Together, Tauranga and Western Bay have a population of just over 160,000. Of these, just over 117,000 live in Tauranga, with another 12,400 living in Te Puke, Katikati or Waihi Beach. A large part of Western Bay is relatively sparsely populated.
By 2031, the region will become home to over 216,000 people, an increase of 35 per cent in population and 40 per cent in the number of households.
Councillors are facing choosing from a selection of waste collection and recycling services that will achieve the set targets while the population is growing.
Wheelie bins, rubbish bags, whether collections are ratepayer funded or contracted and which mixes are more efficient and cost least are detailed in a list of scenarios in the 147 page report.

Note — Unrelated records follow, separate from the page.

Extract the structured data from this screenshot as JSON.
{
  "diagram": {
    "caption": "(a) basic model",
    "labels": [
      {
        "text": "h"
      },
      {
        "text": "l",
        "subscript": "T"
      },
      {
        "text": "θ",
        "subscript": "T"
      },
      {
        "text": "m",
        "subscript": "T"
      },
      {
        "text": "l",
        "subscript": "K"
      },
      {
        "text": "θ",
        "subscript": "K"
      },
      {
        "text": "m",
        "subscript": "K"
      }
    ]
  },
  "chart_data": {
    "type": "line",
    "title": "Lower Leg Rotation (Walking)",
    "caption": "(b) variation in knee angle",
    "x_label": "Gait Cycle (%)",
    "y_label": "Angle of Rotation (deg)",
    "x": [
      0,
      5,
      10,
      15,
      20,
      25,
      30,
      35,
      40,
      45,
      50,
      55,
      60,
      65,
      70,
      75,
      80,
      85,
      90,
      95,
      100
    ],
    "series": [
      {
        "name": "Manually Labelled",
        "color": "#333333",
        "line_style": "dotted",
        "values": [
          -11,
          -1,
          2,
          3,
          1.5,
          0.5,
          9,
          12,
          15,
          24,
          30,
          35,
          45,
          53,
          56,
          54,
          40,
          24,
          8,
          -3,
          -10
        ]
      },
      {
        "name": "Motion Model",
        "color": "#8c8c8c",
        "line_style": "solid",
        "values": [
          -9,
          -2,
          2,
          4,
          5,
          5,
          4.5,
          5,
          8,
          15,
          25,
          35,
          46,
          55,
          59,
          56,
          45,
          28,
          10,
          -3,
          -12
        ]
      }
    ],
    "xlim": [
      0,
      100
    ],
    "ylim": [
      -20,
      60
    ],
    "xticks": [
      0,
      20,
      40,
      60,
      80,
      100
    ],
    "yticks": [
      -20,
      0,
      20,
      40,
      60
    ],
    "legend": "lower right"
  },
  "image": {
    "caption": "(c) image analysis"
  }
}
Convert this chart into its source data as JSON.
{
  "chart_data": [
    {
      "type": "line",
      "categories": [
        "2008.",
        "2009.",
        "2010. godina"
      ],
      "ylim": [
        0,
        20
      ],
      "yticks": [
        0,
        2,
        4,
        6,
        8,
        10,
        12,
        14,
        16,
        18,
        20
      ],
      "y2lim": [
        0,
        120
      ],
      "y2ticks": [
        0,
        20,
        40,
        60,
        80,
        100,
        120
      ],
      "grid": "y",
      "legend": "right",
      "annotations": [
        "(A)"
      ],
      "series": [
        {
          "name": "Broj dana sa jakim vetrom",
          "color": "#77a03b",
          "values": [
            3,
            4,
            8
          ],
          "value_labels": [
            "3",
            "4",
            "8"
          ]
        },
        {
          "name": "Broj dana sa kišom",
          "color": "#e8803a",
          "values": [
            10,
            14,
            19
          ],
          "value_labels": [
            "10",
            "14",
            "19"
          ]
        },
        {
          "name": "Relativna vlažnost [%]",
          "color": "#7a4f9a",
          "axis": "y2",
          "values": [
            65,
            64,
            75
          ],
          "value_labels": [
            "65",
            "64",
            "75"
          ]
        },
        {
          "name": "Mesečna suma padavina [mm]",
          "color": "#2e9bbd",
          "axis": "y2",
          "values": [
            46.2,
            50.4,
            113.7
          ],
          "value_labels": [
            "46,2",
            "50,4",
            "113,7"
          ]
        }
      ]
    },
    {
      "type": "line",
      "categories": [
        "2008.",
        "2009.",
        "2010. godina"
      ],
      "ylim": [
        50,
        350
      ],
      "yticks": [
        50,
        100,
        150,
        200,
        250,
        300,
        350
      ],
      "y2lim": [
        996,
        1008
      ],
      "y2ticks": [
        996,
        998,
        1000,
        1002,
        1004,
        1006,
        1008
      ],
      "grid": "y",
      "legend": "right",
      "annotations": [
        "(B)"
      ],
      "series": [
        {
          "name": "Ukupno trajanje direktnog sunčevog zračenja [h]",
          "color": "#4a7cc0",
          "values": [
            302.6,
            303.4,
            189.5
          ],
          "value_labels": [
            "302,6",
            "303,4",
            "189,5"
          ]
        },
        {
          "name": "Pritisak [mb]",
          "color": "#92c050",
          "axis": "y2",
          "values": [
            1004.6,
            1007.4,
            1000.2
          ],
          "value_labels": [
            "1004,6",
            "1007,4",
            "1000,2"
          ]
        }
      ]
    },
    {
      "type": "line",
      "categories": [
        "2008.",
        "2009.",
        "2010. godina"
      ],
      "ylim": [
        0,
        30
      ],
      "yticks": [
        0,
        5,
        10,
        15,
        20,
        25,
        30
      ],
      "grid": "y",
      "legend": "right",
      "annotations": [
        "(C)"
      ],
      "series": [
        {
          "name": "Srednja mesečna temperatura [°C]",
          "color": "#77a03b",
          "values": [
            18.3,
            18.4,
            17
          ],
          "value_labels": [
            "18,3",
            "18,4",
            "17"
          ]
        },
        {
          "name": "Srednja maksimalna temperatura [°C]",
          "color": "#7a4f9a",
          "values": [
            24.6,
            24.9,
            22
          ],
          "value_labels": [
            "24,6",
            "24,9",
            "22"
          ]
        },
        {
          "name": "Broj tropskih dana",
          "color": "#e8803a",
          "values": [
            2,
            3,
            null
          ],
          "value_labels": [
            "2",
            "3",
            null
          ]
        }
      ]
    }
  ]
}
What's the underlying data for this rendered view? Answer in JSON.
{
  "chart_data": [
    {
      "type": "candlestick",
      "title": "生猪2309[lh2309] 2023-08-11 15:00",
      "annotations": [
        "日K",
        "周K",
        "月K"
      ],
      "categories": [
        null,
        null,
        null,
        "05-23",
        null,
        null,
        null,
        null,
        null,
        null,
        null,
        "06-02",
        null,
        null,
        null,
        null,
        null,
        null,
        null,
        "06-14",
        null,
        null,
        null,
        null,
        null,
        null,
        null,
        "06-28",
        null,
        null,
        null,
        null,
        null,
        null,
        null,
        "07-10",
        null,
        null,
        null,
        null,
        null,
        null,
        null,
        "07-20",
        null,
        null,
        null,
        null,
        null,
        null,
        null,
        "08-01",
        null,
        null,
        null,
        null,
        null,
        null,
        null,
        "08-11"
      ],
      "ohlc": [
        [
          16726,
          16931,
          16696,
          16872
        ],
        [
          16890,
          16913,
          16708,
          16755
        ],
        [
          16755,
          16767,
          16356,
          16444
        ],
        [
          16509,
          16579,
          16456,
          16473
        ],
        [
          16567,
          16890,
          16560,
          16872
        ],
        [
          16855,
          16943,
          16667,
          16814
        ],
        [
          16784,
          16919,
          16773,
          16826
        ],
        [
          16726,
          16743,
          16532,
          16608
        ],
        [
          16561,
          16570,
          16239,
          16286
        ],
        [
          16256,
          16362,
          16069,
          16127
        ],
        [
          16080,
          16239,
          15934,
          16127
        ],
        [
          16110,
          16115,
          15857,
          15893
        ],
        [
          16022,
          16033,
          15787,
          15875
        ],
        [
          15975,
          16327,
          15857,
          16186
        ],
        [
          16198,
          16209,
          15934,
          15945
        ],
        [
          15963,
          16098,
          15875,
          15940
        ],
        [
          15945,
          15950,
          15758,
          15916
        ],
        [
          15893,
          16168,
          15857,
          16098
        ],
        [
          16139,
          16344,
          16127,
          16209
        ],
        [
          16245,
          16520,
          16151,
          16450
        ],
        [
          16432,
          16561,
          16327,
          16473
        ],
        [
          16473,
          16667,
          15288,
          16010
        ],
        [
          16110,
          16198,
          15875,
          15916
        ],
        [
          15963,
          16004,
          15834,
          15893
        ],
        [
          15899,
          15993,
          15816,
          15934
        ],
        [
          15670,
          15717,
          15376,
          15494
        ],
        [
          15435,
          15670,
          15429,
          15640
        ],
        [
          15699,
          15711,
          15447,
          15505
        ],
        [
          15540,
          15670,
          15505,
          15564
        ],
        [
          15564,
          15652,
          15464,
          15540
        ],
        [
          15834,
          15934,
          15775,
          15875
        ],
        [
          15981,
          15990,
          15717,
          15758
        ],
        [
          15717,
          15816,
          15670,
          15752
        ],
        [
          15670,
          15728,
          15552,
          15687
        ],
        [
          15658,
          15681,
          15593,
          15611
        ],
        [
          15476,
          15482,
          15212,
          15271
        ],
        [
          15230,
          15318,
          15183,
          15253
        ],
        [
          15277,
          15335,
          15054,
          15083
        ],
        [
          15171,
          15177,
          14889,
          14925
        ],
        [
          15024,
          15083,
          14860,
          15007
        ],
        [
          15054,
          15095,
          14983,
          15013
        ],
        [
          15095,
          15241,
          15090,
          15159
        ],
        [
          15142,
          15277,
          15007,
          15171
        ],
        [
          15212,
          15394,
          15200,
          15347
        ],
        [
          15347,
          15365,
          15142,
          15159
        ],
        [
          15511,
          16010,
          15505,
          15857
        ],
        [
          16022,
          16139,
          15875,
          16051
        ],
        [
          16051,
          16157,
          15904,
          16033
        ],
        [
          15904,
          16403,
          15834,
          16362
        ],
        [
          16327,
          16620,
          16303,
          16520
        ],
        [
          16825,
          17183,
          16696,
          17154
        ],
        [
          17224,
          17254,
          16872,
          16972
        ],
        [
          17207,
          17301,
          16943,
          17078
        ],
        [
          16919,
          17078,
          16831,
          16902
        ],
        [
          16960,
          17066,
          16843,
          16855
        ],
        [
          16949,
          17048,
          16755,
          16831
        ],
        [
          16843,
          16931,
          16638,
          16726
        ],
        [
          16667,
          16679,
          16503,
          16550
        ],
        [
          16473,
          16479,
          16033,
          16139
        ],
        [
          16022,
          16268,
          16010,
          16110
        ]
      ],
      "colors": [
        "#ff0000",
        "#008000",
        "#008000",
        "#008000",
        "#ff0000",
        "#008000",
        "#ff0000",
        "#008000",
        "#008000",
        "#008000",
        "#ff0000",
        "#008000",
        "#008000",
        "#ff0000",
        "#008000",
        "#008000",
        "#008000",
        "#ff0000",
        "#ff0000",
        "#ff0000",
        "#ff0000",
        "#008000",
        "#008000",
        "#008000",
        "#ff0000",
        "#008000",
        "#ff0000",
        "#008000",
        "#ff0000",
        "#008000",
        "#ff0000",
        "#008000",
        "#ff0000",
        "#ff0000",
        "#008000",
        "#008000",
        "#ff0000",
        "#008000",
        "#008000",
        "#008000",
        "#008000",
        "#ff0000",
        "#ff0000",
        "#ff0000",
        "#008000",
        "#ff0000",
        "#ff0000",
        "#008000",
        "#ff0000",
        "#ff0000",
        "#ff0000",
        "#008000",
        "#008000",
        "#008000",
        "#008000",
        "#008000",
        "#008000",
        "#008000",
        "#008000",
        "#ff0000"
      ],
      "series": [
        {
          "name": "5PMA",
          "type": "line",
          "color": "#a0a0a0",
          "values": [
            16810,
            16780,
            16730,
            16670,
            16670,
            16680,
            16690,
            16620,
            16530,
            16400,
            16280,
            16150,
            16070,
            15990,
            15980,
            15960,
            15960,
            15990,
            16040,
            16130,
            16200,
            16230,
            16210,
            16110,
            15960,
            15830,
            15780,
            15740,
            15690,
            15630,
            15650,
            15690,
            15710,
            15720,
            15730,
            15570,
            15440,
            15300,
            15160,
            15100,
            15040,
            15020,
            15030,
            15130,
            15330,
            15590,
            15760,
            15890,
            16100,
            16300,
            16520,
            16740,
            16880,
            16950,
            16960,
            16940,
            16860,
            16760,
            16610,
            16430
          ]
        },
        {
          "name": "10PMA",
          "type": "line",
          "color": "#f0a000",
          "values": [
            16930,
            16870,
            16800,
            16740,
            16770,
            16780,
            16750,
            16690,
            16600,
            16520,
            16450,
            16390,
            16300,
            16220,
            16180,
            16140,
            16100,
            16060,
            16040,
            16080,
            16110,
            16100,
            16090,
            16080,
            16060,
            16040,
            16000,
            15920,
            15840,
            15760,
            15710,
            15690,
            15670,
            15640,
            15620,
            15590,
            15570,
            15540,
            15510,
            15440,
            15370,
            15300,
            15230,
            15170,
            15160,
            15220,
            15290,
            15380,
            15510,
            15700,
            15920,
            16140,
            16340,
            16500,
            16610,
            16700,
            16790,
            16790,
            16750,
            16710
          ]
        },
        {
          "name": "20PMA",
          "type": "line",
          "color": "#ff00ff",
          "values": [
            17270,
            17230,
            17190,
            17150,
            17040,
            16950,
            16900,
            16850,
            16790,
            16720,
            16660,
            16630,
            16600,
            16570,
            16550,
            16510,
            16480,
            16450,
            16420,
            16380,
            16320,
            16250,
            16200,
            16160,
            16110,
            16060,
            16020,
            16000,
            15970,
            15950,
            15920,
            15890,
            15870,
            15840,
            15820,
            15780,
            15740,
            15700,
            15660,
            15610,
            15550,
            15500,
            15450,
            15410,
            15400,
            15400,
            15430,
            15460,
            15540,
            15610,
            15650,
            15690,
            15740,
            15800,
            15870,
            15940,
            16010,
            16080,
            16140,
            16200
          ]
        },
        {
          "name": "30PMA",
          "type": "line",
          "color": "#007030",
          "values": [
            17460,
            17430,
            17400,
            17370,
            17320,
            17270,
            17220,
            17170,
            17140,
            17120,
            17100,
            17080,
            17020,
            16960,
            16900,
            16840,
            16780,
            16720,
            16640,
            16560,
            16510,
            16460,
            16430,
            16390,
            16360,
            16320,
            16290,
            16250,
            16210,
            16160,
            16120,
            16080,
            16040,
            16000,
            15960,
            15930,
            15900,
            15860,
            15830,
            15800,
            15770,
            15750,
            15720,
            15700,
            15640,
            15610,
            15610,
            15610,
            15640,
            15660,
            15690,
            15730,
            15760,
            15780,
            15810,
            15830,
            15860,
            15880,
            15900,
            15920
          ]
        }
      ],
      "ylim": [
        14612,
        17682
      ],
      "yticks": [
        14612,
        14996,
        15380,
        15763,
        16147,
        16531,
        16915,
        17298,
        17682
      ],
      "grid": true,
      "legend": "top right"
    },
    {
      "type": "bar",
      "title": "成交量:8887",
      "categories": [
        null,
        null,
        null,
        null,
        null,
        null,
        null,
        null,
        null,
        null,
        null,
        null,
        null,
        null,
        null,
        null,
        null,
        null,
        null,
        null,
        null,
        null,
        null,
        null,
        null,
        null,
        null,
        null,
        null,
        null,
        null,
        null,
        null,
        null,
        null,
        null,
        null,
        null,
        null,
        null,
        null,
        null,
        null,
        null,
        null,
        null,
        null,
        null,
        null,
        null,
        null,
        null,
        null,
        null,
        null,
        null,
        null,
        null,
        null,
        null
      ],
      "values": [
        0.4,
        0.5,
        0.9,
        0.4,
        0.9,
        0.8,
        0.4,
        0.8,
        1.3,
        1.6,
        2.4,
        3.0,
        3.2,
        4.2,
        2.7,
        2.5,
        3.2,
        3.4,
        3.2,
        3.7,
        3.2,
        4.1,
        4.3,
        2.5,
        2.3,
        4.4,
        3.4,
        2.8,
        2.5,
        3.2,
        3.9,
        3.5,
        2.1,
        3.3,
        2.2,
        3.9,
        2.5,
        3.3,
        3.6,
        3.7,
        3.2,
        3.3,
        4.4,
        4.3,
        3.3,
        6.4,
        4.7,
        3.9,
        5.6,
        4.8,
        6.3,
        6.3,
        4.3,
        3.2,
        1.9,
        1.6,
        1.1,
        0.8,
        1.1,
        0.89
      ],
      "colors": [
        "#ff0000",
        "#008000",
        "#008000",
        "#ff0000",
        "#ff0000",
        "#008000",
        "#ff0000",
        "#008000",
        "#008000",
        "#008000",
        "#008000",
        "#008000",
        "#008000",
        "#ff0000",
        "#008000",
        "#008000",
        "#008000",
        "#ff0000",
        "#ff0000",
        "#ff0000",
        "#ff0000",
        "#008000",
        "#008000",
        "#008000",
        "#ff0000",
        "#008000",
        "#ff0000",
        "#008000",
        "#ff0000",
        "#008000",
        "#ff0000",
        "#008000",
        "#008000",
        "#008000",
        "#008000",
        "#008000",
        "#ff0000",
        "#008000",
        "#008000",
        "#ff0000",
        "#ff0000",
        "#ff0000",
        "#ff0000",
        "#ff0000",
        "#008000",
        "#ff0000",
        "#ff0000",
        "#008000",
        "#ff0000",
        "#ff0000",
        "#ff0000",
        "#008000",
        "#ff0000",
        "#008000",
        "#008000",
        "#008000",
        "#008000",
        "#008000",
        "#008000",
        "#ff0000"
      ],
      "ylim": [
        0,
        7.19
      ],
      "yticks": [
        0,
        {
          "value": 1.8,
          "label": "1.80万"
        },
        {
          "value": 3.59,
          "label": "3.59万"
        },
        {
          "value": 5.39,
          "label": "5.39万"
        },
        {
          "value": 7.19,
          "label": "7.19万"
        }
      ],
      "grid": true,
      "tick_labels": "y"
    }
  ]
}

Councils’ roles are expected to be wide ranging, from monitoring and measuring the rubbish flows to paying for waste management activities in a way that promotes recycling and minimises the cost to the ratepayer.
The landfill at Tirohia is 84.7km from Tauranga and every tonne of rubbish is levied by the land fill operators. The Tirohia landfill has consent for about four million metric tonnes of rubbish, a capacity expected to be reached in 2035.
The council is also expected to have to work more with community groups, the private sector and other local authorities to achieve waste minimisation goals in preference to developing new Council funded activities or assets.
In October 2015 WasteMINZ, the Glass Packaging Forum, and councils around New Zealand agreed on a standardised set of colours for mobile recycling and rubbish bins, crates and internal office bins. Companies wishing to implement nationwide recycling schemes are strongly encouraged to use these colours both for their bins and also on their signage. This will ensure that the colours used are consistent with both public place recycling and household recycling. The recommended colours are:
For bin bodies:
For 240 litre and 120 litre wheeled bins, black or dark green should be used. These colours maximise the amount of recycled content used in the production of the bins.
For bin lids, crates and internal office bins:
> Red should be used for rubbish
> Yellow should be used for commingled recycling (glass, plastic, metal and paper combined)
> Lime green should be used for food waste and food waste/garden (referring to green) waste combined; noting that food waste-only collections are strongly encouraged to use a smaller bin size than combined food and garden collections.
> Dark Green should be used for garden waste.
> Light Blue should be used for commingled glass collections (white, brown, green glass combined).
> Grey should be used for paper and cardboard recycling.